The firm’s mean pay gap stood at 22.9%, slightly down from 23.3% in 2017. Women make up 70% of the company’s workforce and form the majority in all its paybands, with four of its seven division heads being female.
In terms of bonuses, the median gap stood at 28.3%, well down from 46% in 2017, with the mean hitting 56%, up by 5%. Bonuses were given to 15.9% of men and 11.9% of women.
The latest snapshot, published on 3rd April, one day before the national deadline, was based on data from 5th April 2018.
Since 2017, Bloomsbury said it had taken a number of actions including providing training in unconscious bias, benchmarking its gender pay gap against the rest of the publishing industry and providing executive coaching to women in senior positions.
C.e.o. Nigel Newton said: “While we are pleased with the progress we’ve made, we want to achieve much more.
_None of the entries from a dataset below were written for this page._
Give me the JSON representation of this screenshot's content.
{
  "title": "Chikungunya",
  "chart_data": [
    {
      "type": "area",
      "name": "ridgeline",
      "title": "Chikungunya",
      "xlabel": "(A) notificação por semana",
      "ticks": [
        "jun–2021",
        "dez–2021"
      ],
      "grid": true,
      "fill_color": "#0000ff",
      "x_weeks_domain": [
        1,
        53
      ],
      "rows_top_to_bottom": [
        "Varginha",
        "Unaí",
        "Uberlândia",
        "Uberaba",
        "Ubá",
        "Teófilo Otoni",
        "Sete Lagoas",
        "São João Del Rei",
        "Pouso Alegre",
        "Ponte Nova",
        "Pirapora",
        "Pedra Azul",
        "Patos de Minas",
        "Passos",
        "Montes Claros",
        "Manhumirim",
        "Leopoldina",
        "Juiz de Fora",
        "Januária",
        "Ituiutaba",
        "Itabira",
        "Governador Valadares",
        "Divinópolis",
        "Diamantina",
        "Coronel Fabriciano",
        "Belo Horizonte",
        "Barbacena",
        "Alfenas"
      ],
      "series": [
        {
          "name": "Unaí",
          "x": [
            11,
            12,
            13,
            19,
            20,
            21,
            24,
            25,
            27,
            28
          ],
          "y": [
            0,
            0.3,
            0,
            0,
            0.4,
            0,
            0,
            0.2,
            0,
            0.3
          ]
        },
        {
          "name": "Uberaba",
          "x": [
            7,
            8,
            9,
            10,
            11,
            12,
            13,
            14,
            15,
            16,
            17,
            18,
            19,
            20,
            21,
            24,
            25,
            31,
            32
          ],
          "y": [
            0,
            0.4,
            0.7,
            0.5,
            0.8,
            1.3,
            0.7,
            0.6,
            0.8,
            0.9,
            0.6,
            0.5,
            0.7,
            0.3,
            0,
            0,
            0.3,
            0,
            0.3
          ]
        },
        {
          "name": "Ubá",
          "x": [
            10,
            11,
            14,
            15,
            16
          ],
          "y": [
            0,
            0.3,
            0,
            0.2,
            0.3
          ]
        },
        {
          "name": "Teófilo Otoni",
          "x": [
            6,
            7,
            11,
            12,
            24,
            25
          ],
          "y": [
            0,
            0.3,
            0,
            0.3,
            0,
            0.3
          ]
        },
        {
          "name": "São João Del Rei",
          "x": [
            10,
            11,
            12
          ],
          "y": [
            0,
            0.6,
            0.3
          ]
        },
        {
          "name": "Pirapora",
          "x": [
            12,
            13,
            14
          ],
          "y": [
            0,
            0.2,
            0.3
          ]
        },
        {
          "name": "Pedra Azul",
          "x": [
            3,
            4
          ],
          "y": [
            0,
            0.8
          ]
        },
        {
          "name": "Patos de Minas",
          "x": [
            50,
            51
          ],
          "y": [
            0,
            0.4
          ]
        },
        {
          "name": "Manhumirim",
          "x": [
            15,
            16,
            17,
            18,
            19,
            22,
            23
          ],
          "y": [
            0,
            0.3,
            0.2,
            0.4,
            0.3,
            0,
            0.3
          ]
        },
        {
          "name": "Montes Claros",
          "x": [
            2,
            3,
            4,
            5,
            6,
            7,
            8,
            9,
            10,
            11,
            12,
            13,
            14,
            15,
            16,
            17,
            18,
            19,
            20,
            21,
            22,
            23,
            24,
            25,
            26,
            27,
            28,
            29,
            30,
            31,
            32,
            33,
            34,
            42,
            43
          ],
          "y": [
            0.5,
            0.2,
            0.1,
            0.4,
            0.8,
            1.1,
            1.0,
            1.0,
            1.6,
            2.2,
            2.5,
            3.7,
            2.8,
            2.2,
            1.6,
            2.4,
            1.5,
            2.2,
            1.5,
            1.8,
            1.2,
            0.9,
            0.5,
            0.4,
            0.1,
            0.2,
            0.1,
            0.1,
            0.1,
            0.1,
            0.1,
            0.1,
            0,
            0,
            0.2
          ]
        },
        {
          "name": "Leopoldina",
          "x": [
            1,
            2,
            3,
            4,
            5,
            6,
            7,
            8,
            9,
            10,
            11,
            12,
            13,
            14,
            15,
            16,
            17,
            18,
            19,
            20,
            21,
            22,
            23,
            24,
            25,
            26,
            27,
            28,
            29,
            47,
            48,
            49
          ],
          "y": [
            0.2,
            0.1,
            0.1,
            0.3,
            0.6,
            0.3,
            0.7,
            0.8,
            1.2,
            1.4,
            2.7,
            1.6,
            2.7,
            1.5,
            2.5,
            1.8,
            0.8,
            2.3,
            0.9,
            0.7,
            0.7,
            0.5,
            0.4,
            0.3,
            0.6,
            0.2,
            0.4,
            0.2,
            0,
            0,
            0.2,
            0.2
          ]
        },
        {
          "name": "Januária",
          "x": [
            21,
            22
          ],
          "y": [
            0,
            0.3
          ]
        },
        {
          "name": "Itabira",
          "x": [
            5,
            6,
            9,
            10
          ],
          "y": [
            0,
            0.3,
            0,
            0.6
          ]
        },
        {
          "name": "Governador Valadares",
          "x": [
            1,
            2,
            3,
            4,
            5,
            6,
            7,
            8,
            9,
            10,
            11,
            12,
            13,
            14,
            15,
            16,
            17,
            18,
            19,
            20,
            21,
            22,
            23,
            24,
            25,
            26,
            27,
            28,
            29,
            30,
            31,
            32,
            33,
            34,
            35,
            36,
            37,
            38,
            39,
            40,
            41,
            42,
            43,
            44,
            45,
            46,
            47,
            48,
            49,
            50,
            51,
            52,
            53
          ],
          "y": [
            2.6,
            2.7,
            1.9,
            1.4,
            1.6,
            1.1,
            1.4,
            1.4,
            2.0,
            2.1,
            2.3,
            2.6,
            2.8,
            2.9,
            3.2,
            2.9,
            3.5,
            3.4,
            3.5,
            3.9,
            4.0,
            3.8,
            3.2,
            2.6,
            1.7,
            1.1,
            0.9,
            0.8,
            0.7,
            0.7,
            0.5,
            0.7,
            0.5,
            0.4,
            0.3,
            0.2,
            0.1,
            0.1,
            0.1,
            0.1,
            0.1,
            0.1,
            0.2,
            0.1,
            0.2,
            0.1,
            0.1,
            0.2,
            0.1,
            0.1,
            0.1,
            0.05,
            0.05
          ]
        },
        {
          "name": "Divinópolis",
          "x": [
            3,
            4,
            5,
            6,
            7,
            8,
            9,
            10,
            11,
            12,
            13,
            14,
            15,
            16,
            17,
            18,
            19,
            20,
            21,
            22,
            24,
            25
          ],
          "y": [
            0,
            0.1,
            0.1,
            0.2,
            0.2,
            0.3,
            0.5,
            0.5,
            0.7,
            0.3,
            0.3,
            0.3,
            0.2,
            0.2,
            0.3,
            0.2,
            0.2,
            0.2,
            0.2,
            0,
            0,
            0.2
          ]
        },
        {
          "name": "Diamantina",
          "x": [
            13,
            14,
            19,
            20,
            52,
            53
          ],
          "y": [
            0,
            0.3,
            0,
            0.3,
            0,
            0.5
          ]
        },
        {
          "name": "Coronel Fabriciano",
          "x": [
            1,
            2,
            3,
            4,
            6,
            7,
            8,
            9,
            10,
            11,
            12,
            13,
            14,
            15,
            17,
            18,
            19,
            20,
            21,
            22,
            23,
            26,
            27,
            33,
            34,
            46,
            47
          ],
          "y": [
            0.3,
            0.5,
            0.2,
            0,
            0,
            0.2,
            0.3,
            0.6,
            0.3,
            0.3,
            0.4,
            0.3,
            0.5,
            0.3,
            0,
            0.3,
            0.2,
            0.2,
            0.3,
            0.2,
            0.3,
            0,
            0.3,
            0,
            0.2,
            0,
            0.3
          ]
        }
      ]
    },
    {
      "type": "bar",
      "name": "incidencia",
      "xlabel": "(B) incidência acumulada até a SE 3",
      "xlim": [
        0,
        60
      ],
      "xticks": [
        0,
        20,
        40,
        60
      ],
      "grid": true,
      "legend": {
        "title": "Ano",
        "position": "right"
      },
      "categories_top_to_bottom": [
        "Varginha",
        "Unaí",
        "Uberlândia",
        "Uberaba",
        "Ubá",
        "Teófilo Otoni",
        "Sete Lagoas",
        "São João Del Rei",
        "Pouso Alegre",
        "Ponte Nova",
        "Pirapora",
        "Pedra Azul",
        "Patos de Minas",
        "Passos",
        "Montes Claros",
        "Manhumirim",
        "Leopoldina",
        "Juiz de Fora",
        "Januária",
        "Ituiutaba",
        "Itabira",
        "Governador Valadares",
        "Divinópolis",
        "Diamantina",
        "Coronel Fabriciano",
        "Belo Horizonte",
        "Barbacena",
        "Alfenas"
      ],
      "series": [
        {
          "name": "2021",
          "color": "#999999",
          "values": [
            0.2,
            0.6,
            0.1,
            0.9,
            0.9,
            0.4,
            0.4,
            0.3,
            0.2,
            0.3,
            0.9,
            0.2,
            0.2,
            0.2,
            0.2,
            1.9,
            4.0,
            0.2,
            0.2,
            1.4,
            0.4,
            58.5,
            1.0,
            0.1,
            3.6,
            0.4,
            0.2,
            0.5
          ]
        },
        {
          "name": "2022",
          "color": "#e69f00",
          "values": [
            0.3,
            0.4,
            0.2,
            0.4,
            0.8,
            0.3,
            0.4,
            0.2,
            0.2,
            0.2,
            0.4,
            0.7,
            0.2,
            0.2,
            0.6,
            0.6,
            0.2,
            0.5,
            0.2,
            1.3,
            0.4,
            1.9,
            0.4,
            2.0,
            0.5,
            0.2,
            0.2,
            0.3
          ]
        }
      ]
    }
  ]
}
We are confident that the additional initiatives we have introduced since April 2018 will help deliver further improvements in our gender pay gap for 2019.”
Women made up 56.7% of the company’s top pay quartile, with 81% in the lowest bracket.
The report vowed to take further action to develop its employees. It stated: “We will expand our provision of training, mentoring and employee development programmes for early- and mid-career employees to provide them with opportunities to grow their leadership and management capabilities so that they are equipped to progress in their careers.”
All employers with more than 250 staff are required by law to report their gender pay gaps by 4th April. Publishing firms including Hachette, HarperCollins and Macmillan have all published their results.
Hachette has called on publishers to be transparent about the effects of distribution staff figures on their gender pay gap reports.